Johnson is set to present the system in parliament on Monday afternoon and MPs will be called to vote on the measures later in the week, a source in his office said.
The national death toll from coronavirus in Britain is more than 42,000, which is the worst in Europe.
China reports 21 new virus cases
Mainland China has reported 21 new cases, matching the number of new cases a day earlier.
The National Health Commission said in a statement all of the new cases were imported infections that originated from overseas. The number of new asymptomatic cases, which China does not count as confirmed cases, rose to 32 from 23 a day earlier.
The total number of confirmed cases in Mainland China now stands at 85,578, while the death toll remained unchanged at 4,6 34.
Mexico's virus cases rise to 817,503
Mexico's Health Ministry has reported 3,175 new cases and 139 additional fatalities, bringing the total to 817,503 cases and 83,781 deaths.
The government says the real number of infected people is likely significantly higher than the confirmed cases.
Singapore and Indonesia to open border for business
Singapore and Indonesia have agreed to reopen borders between the two countries for essential business and official travel after they were shut to curb the spread of the virus.

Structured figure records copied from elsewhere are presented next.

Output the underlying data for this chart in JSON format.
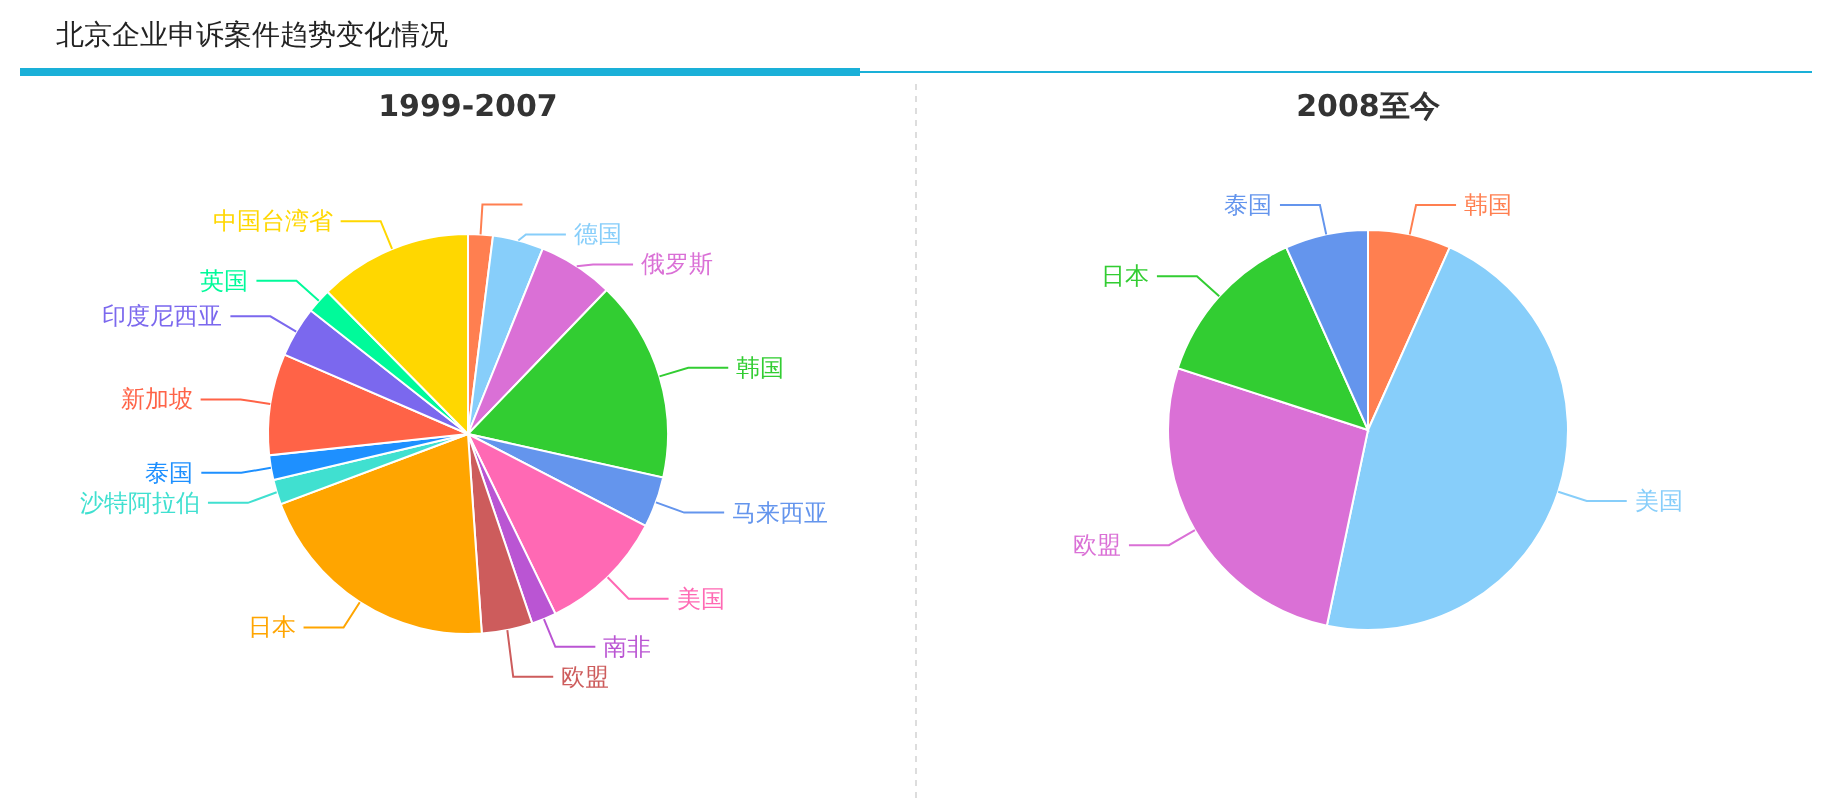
{
  "chart_data": [
    {
      "type": "pie",
      "title": "1999-2007",
      "annotations": [
        "北京企业申诉案件趋势变化情况"
      ],
      "categories": [
        null,
        "德国",
        "俄罗斯",
        "韩国",
        "马来西亚",
        "美国",
        "南非",
        "欧盟",
        "日本",
        "沙特阿拉伯",
        "泰国",
        "新加坡",
        "印度尼西亚",
        "英国",
        "中国台湾省"
      ],
      "values": [
        2.0,
        4.1,
        6.1,
        16.3,
        4.1,
        10.2,
        2.0,
        4.1,
        20.4,
        2.0,
        2.0,
        8.2,
        4.1,
        2.0,
        12.4
      ],
      "colors": [
        "#ff7f50",
        "#87cefa",
        "#da70d6",
        "#32cd32",
        "#6495ed",
        "#ff69b4",
        "#ba55d3",
        "#cd5c5c",
        "#ffa500",
        "#40e0d0",
        "#1e90ff",
        "#ff6347",
        "#7b68ee",
        "#00fa9a",
        "#ffd700"
      ]
    },
    {
      "type": "pie",
      "title": "2008至今",
      "categories": [
        "韩国",
        "美国",
        "欧盟",
        "日本",
        "泰国"
      ],
      "values": [
        6.7,
        46.6,
        26.7,
        13.3,
        6.7
      ],
      "colors": [
        "#ff7f50",
        "#87cefa",
        "#da70d6",
        "#32cd32",
        "#6495ed"
      ]
    }
  ]
}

Indonesia has recorded over 333,000 cases, the second-highest rate in Southeast Asia behind the Philippines, and its capital Jakarta has been subject to strict social curbs. Singapore, meanwhile, is seeing just a handful of cases daily.
Those who meet the requirements for the arrangement will be subject to pre- and post-travel swab tests, the foreign ministries of the neighbouring countries said in a joint statement.
Soaring virus infection puts more French cities on alert
Two more French cities have joined Paris and Marseille and four others in maximum alert status to fight back the virus, surgical strikes with strict new measures to stop the spread of infections.
The prefecture of Montpellier, in the south, announced a maximum alert status for the city and surrounding towns starting Tuesday. Measures include the closing of cafes and bars. The southwest city of Toulouse was doing likewise after a day of meetings between mayors of surrounding towns and the prefect, the local state authority, the Toulouse newspaper La Depeche reported.
Soaring infections and increased hospitalisations put four other cities on the maximum alert list on Saturday: Lyon, Grenoble and Saint-Etienne in the southeast and Lille in the north.
National health authorities reported on Saturday nearly 26,900 new daily infections in 24 hours.
South Africa registers 1,575 new cases
South Africa has recorded 1,575 new cases in the last 24 hours, bringing the total number of confirmed infections to 692,471.
The country's health ministry said at least 107 more people died of the virus, putting the total number of fatalities at 17,780.
Recoveries exceed 623,765 and over 4.4 million tests have been performed since the first case was reported in the country in March.